Pathology/Lab Coding Alert

4 Tips Improve Your 88342 Billing

Don't lose $90 for each additional antibody

When your lab uses an immunohistochemistry cocktail,do you bill for just one service? That could be right--or it could be costing you money.

You have to know when to report multiple units of CPT 88342 (Immunohistochemistry [including tissue immunoperoxidase], each antibody). If you get it wrong, you could be underbilling, or facing fraud charges for billing too much. The following expert tips will help you get your 88342 coding right every time.

Tip 1: Heed the code definition and bill per antibody

The 88342 description says, "each antibody," so you should report multiple units of the code if the lab performs more than one antibody stain on a single specimen, says Elizabeth Sheppard, HT(ASCP), marketing manager for Ventana Medical Systems in Tucson, Ariz.

For instance: The lab performs qualitative immunohistochemistry (IHC) for estrogen receptor (ER) and progesterone receptor (PR) on a breast biopsy specimen. The proper coding for the two stains is two units of 88342.
 
You should always be on the lookout for multiple units of 88342. "It's not unusual for a pathologist to evaluate a series of IHC antibody stains to assist in tumor typing, and you should list each stain as one unit of 88342," says Joan Logue, BS, MT(ASCP), principal with Health Systems Concepts Inc. in Longwood, Fla.

Ethically increase payment: Medicare's national limitation amount for the global 88342 service is $89.44. That's how much you stand to gain every time you correctly code 88342 for a separate IHC stain.

Tip 2: Count Different Colors in Cocktails

What if the lab uses an IHC "antibody cocktail"--a single stain that contains multiple histochemical antibodies? You should separately code each different-color antibody that the pathologist sees and assesses individually. As the College of American Pathologists stated in the June 2004 CAP Today, "If a specimen is stained with an antibody cocktail, report each antibody separately only if each one can be differentiated microscopically."

Example: Some antibody cocktails are commercially available, such as Biocare Medical's Double Vision IHC stains. If your lab uses one of these antibody cocktails, such as LCA + S100, you should charge two units of 88342, says Maria Teixeira, manager of technical support for Biocare Medical in Concord, Calif. "The Double Vision cocktails all result in two-color staining," Teixeira says. 

Avoid this hidden trap: If the stain involves multiple IHC antibodies that are not visually distinguishable, you should report only one unit of 88342, Teixeira says. For instance, you should not bill 88342 x 2 for cytokeratin stain AE1/AE3 even though you could consider it an antibody cocktail. This stain provides a single color to detect the presence of cells expressing both low and high molecular weight cytokeratins. Reporting 88342 x 2 for a cytokeratin stain would be fraudulent.

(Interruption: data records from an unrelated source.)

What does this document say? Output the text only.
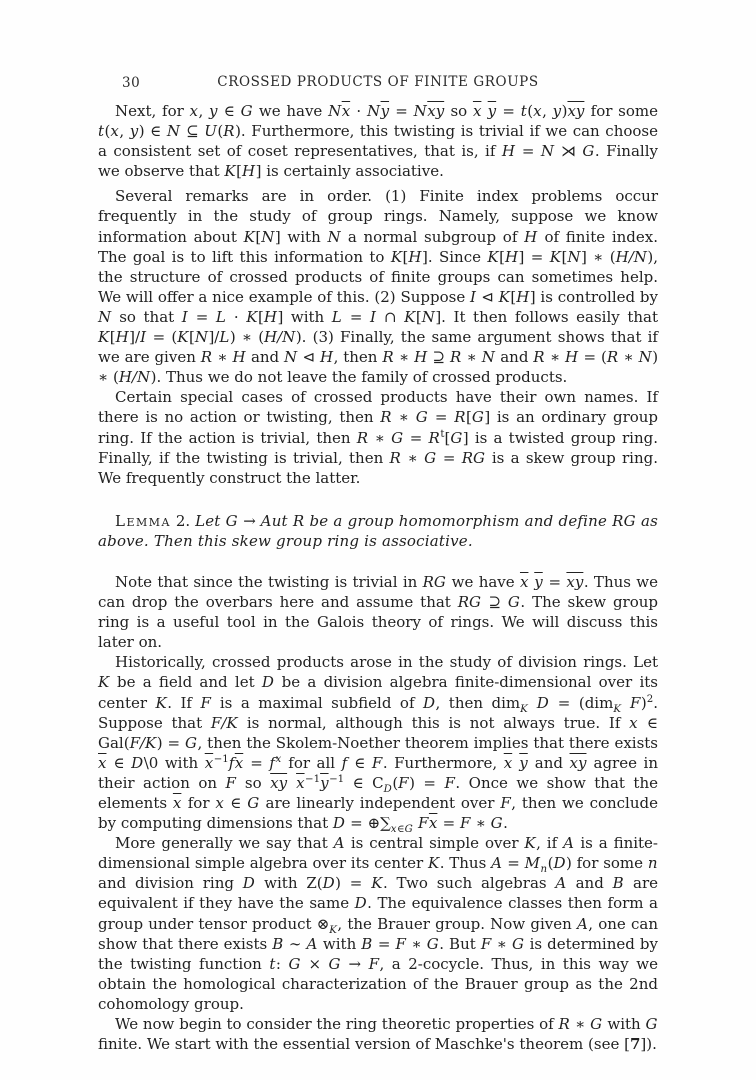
30	CROSSED PRODUCTS OF FINITE GROUPS

Next, for x, y ∈ G we have $N\overline{x} \cdot N\overline{y} = N\overline{xy}$ so $\overline{x}$ $\overline{y} = t(x$, $y)\overline{xy}$ for some t(x, y) ∈ N ⊆ U(R). Furthermore, this twisting is trivial if we can choose a consistent set of coset representatives, that is, if H = N ⋊ G. Finally we observe that K[H] is certainly associative.

Several remarks are in order. (1) Finite index problems occur frequently in the study of group rings. Namely, suppose we know information about K[N] with N a normal subgroup of H of finite index. The goal is to lift this information to K[H]. Since K[H] = K[N] ∗ (H/N), the structure of crossed products of finite groups can sometimes help. We will offer a nice example of this. (2) Suppose I ⊲ K[H] is controlled by N so that I = L · K[H] with L = I ∩ K[N]. It then follows easily that K[H]/I = (K[N]/L) ∗ (H/N). (3) Finally, the same argument shows that if we are given R ∗ H and N ⊲ H, then R ∗ H ⊇ R ∗ N and R ∗ H = (R ∗ N) ∗ (H/N). Thus we do not leave the family of crossed products.

Certain special cases of crossed products have their own names. If there is no action or twisting, then R ∗ G = R[G] is an ordinary group ring. If the action is trivial, then R ∗ $G = R^t[G]$ is a twisted group ring. Finally, if the twisting is trivial, then R ∗ G = RG is a skew group ring. We frequently construct the latter.

Lemma 2. Let G → Aut R be a group homomorphism and define RG as above. Then this skew group ring is associative.

Note that since the twisting is trivial in RG we have $\overline{x}$ $\overline{y} = \overline{xy}$. Thus we can drop the overbars here and assume that RG ⊇ G. The skew group ring is a useful tool in the Galois theory of rings. We will discuss this later on.

Historically, crossed products arose in the study of division rings. Let K be a field and let D be a division algebra finite-dimensional over its center K. If F is a maximal subfield of D, then dim$_K$ D = (dim$_K$ F)$^2$. Suppose that F/K is normal, although this is not always true. If x ∈ Gal(F/K) = G, then the Skolem-Noether theorem implies that there exists $\overline{x}$ ∈ D\0 with $\overline{x}^{-1}f\overline{x} = f^x$ for all f ∈ F. Furthermore, $\overline{x}$ $\overline{y}$ and $\overline{xy}$ agree in their action on F so $\overline{xy}$ $\overline{x}^{-1}\overline{y}^{-1}$ ∈ $C_D(F) = F$. Once we show that the elements $\overline{x}$ for x ∈ G are linearly independent over F, then we conclude by computing dimensions that $D = \oplus\sum_{x\in G}$ $F\overline{x} = F$ ∗ G.

More generally we say that A is central simple over K, if A is a finite-dimensional simple algebra over its center K. Thus $A = M_n(D)$ for some n and division ring D with Z(D) = K. Two such algebras A and B are equivalent if they have the same D. The equivalence classes then form a group under tensor product $\otimes_K$, the Brauer group. Now given A, one can show that there exists B ∼ A with B = F ∗ G. But F ∗ G is determined by the twisting function t: G × G → F, a 2-cocycle. Thus, in this way we obtain the homological characterization of the Brauer group as the 2nd cohomology group.

We now begin to consider the ring theoretic properties of R ∗ G with G finite. We start with the essential version of Maschke's theorem (see [7]).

Tip 3: Don't be fooled by multiple blocks, slides

Sometimes you'll read a pathology report and see an IHC stain mentioned so many times that you're just sure you should report multiple units of 88342. Think again. If the pathologist only used one IHC stain, you can report only a single 88342, regardless of how many stained blocks or slides he reviewed.

Case in point: Sentinel lymph node biopsies often involve multiple blocks cut from different levels of the node and numerous sequential slides prepared from each block. "A sentinel lymph node biopsy might include multiple cytokeratin-stained slides taken from various levels of the excised tissue, but the exam only involves one antibody," Logue says. You should report this service as 88307 (Level V - Surgical pathology, gross and microscopic examination, sentinel lymph node), plus 88342 for the multiple cytokeratin stains.

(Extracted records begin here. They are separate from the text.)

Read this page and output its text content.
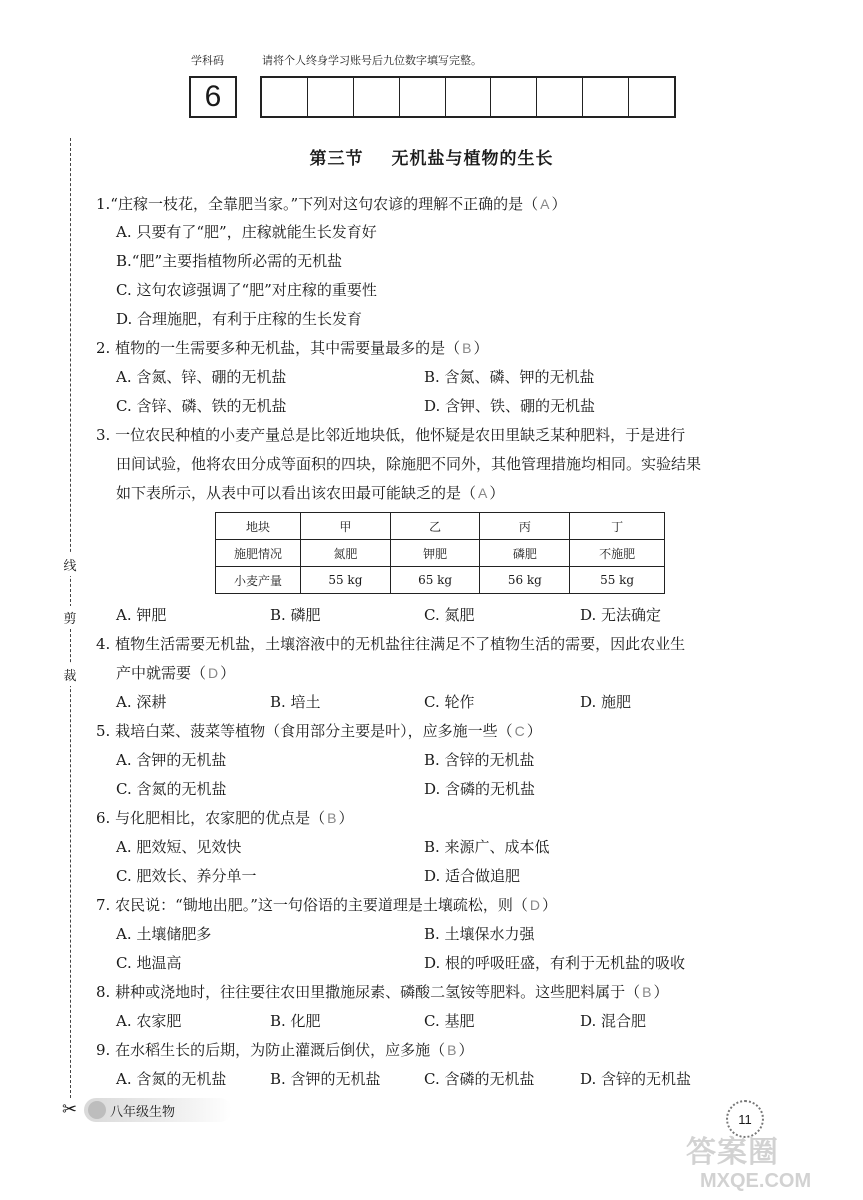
学科码	请将个人终身学习账号后九位数字填写完整。
6
第三节 无机盐与植物的生长
线
剪
裁
✂
1.“庄稼一枝花，全靠肥当家。”下列对这句农谚的理解不正确的是（ A ）
A. 只要有了“肥”，庄稼就能生长发育好
B.“肥”主要指植物所必需的无机盐
C. 这句农谚强调了“肥”对庄稼的重要性
D. 合理施肥，有利于庄稼的生长发育
2. 植物的一生需要多种无机盐，其中需要量最多的是（ B ）
A. 含氮、锌、硼的无机盐	B. 含氮、磷、钾的无机盐
C. 含锌、磷、铁的无机盐	D. 含钾、铁、硼的无机盐
3. 一位农民种植的小麦产量总是比邻近地块低，他怀疑是农田里缺乏某种肥料，于是进行
田间试验，他将农田分成等面积的四块，除施肥不同外，其他管理措施均相同。实验结果
如下表所示，从表中可以看出该农田最可能缺乏的是（ A ）
地块	甲	乙	丙	丁
施肥情况	氮肥	钾肥	磷肥	不施肥
小麦产量	55 kg	65 kg	56 kg	55 kg
A. 钾肥	B. 磷肥	C. 氮肥	D. 无法确定
4. 植物生活需要无机盐，土壤溶液中的无机盐往往满足不了植物生活的需要，因此农业生
产中就需要（ D ）
A. 深耕	B. 培土	C. 轮作	D. 施肥
5. 栽培白菜、菠菜等植物（食用部分主要是叶），应多施一些（ C ）
A. 含钾的无机盐	B. 含锌的无机盐
C. 含氮的无机盐	D. 含磷的无机盐
6. 与化肥相比，农家肥的优点是（ B ）
A. 肥效短、见效快	B. 来源广、成本低
C. 肥效长、养分单一	D. 适合做追肥
7. 农民说：“锄地出肥。”这一句俗语的主要道理是土壤疏松，则（ D ）
A. 土壤储肥多	B. 土壤保水力强
C. 地温高	D. 根的呼吸旺盛，有利于无机盐的吸收
8. 耕种或浇地时，往往要往农田里撒施尿素、磷酸二氢铵等肥料。这些肥料属于（ B ）
A. 农家肥	B. 化肥	C. 基肥	D. 混合肥
9. 在水稻生长的后期，为防止灌溉后倒伏，应多施（ B ）
A. 含氮的无机盐	B. 含钾的无机盐	C. 含磷的无机盐	D. 含锌的无机盐
八年级生物	11
答案圈
MXQE.COM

Tip 4: Use 88342 for Qualitative IHC

Just because you see an IHC marker named in a pathology report doesn't mean you should automatically code 88342. Pathologists often use these same markers in tests that provide quantitative or semiquantitative results using either manual or automated methods. These services require different codes--88360 (Morphometric analysis, tumor immunohistochemistry [e.g., Her-2/neu, estrogen receptor/progesterone receptor], quantitative or semiquantitative, each antibody; manual) or 88361 (... using computer-assisted technology).

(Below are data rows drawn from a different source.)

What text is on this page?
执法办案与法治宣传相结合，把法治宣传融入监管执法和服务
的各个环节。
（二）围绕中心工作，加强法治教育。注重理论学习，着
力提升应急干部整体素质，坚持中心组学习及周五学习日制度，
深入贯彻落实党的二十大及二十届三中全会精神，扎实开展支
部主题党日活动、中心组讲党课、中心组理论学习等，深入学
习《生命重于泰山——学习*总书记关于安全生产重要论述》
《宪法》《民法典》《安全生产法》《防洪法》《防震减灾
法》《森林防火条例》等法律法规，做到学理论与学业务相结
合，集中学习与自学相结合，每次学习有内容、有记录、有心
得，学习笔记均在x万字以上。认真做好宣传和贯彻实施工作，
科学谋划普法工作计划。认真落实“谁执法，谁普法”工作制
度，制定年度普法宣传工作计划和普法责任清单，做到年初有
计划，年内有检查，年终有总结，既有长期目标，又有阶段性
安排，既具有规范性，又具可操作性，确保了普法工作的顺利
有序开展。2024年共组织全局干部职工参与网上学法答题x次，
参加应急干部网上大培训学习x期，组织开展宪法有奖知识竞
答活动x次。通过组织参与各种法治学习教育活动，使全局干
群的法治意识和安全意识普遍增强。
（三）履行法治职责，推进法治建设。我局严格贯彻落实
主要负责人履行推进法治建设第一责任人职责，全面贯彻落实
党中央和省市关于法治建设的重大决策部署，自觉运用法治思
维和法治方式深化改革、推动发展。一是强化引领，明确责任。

Only use 88342 for qualitative IHC antibody stains. Pathologists use these as "markers" for the presence or absence of specific antigens used to identify tumor type.  "The pathologist interprets these stains as 'yes,' the antigen is present, or 'no,' the antigen is not present, or may qualify based on stain intensity, without any quantification regarding the degree of staining," Logue says.

Lesson learned: To pick the correct code for IHC antibody markers, you have to know if the pathologist's exam was qualitative, quantitative/semiquantitative, and manual or automatic. For instance, the pathologist could evaluate slides for the presence or absence of estrogen receptor and progesterone receptor (qualitative, 88342 x 2).

Or the pathologist could quantify the ER/PR markers using manual morphometric analysis (88360 x 2). Either way, the report must reflect the evaluation method and findings.